Amendments Made in Section 80DDB in AY 2018-19
Finance Minister Arun Jaitley while proposing Budget 2018 provided a major relief to enhance the deduction for medical treatment for seniors. From FY 2018-19, senior citizens and super senior citizens will be liable to avail the maximum deduction u/s 80DDB of INR 1,00,000 from INR 60,000 and INR 80,000 respectively. This amendment will be effective from April 1, 2019 and will accordingly be applied in the AY 2019-20 and therefore subsequent years.
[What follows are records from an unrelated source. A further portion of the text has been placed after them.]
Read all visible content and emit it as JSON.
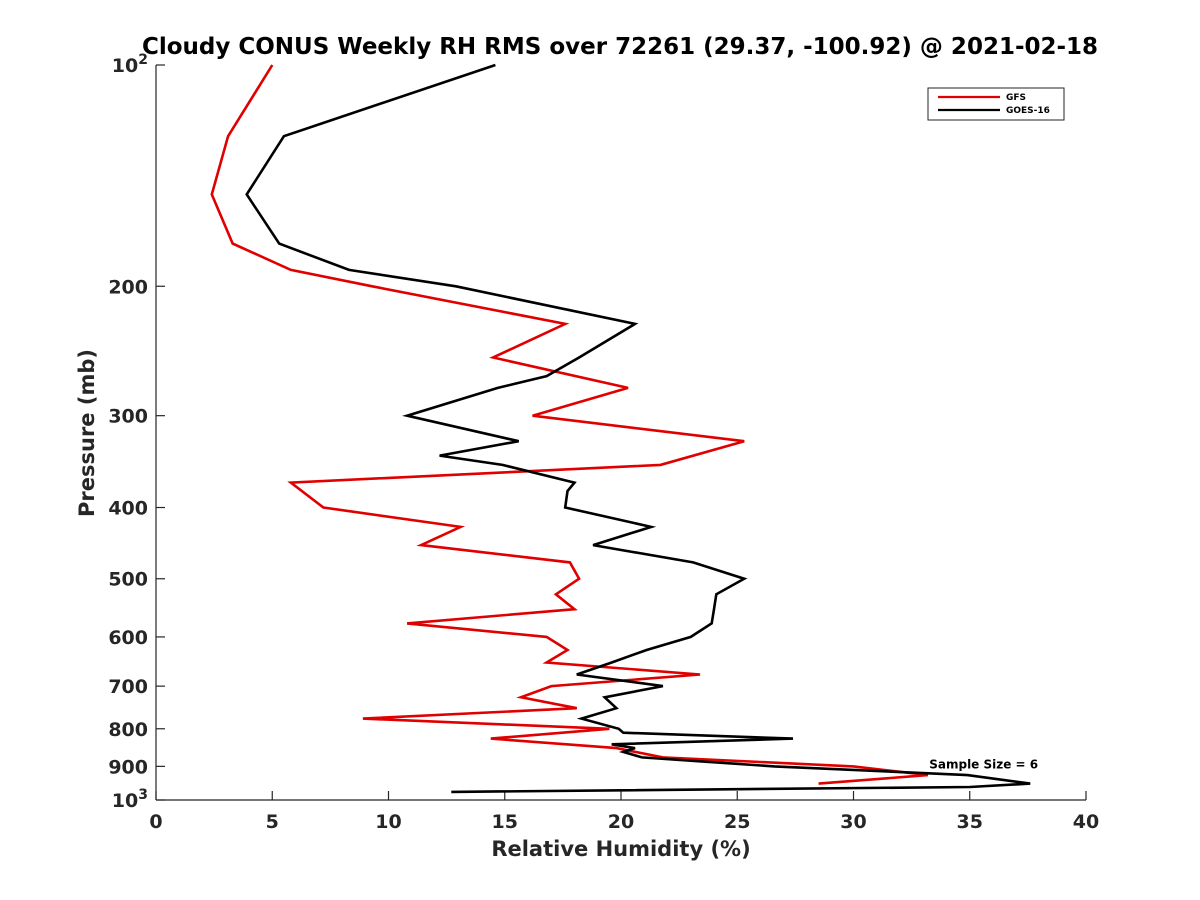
{
  "chart_data": {
    "type": "line",
    "title": "Cloudy CONUS Weekly RH RMS over 72261 (29.37, -100.92) @ 2021-02-18",
    "xlabel": "Relative Humidity (%)",
    "ylabel": "Pressure (mb)",
    "xlim": [
      0,
      40
    ],
    "ylim": [
      100,
      1000
    ],
    "y_scale": "log",
    "y_reversed": true,
    "grid": false,
    "legend_position": "top-right",
    "x_ticks": [
      0,
      5,
      10,
      15,
      20,
      25,
      30,
      35,
      40
    ],
    "x_tick_labels": [
      "0",
      "5",
      "10",
      "15",
      "20",
      "25",
      "30",
      "35",
      "40"
    ],
    "y_ticks": [
      100,
      200,
      300,
      400,
      500,
      600,
      700,
      800,
      900,
      1000
    ],
    "y_tick_labels": [
      {
        "base": "10",
        "exp": "2"
      },
      {
        "base": "200",
        "exp": ""
      },
      {
        "base": "300",
        "exp": ""
      },
      {
        "base": "400",
        "exp": ""
      },
      {
        "base": "500",
        "exp": ""
      },
      {
        "base": "600",
        "exp": ""
      },
      {
        "base": "700",
        "exp": ""
      },
      {
        "base": "800",
        "exp": ""
      },
      {
        "base": "900",
        "exp": ""
      },
      {
        "base": "10",
        "exp": "3"
      }
    ],
    "series": [
      {
        "name": "GFS",
        "color": "#e00000",
        "points": [
          [
            5.0,
            100
          ],
          [
            3.1,
            125
          ],
          [
            2.4,
            150
          ],
          [
            3.3,
            175
          ],
          [
            5.8,
            190
          ],
          [
            9.3,
            200
          ],
          [
            17.6,
            225
          ],
          [
            14.5,
            250
          ],
          [
            20.3,
            275
          ],
          [
            16.2,
            300
          ],
          [
            25.3,
            325
          ],
          [
            21.7,
            350
          ],
          [
            5.8,
            370
          ],
          [
            7.2,
            400
          ],
          [
            13.1,
            425
          ],
          [
            11.4,
            450
          ],
          [
            17.8,
            475
          ],
          [
            18.2,
            500
          ],
          [
            17.2,
            525
          ],
          [
            18.0,
            550
          ],
          [
            10.8,
            575
          ],
          [
            16.8,
            600
          ],
          [
            17.7,
            625
          ],
          [
            16.8,
            650
          ],
          [
            23.4,
            675
          ],
          [
            17.0,
            700
          ],
          [
            15.7,
            725
          ],
          [
            18.1,
            750
          ],
          [
            8.9,
            775
          ],
          [
            19.5,
            800
          ],
          [
            14.4,
            825
          ],
          [
            19.8,
            850
          ],
          [
            21.8,
            875
          ],
          [
            30.0,
            900
          ],
          [
            33.2,
            925
          ],
          [
            28.5,
            950
          ]
        ]
      },
      {
        "name": "GOES-16",
        "color": "#000000",
        "points": [
          [
            14.6,
            100
          ],
          [
            5.5,
            125
          ],
          [
            3.9,
            150
          ],
          [
            5.3,
            175
          ],
          [
            8.3,
            190
          ],
          [
            12.9,
            200
          ],
          [
            20.6,
            225
          ],
          [
            18.2,
            250
          ],
          [
            16.8,
            265
          ],
          [
            14.7,
            275
          ],
          [
            10.8,
            300
          ],
          [
            15.6,
            325
          ],
          [
            12.2,
            340
          ],
          [
            14.9,
            350
          ],
          [
            18.0,
            370
          ],
          [
            17.7,
            380
          ],
          [
            17.6,
            400
          ],
          [
            21.3,
            425
          ],
          [
            18.8,
            450
          ],
          [
            23.1,
            475
          ],
          [
            25.3,
            500
          ],
          [
            24.1,
            525
          ],
          [
            24.0,
            550
          ],
          [
            23.9,
            575
          ],
          [
            23.0,
            600
          ],
          [
            21.1,
            625
          ],
          [
            19.6,
            650
          ],
          [
            18.1,
            675
          ],
          [
            21.8,
            700
          ],
          [
            19.3,
            725
          ],
          [
            19.8,
            750
          ],
          [
            18.3,
            775
          ],
          [
            19.9,
            800
          ],
          [
            20.1,
            810
          ],
          [
            27.4,
            825
          ],
          [
            19.6,
            840
          ],
          [
            20.6,
            850
          ],
          [
            20.1,
            860
          ],
          [
            20.9,
            875
          ],
          [
            26.6,
            900
          ],
          [
            34.9,
            925
          ],
          [
            37.6,
            950
          ],
          [
            35.0,
            960
          ],
          [
            12.7,
            975
          ]
        ]
      }
    ],
    "annotations": [
      {
        "text": "Sample Size = 6",
        "x": 35.6,
        "y": 906
      }
    ]
  }
}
For Individuals or HUF, the amount proposed is INR 40,000 or the actual amount paid whichever is less.
Q. What is the 80DDB diseases limit/Section 80DDB limit?
Rs. 1 lakh is the maximum amount that can be deducted from tax for the medical treatment of a dependent who is older than 60 years of age or is a super senior citizen above 80 years of age.
Q. Can 80DDB be claimed for the mother-in-law?
The 80DDB deduction can only be claimed by an individual for medical expenses incurred for himself/herself or for a dependent. The law defines dependent as a person’s spouse, his children, parents, sisters and brothers. You can claim a tax deduction for your mother-in-law under Section 80DDB if she is dependent on your spouse.
Q. Can I claim a deduction of the maximum amount permitted under Section 80DDB income tax?
No, you can claim a deduction only for the expenses that you actually incur.
Q. Is paralysis eligible for deduction under Section 80DDB of income tax?
Yes, since paralysis is a neurological disease and neurological diseases are included in the list of specified diseases under Section 80DDB.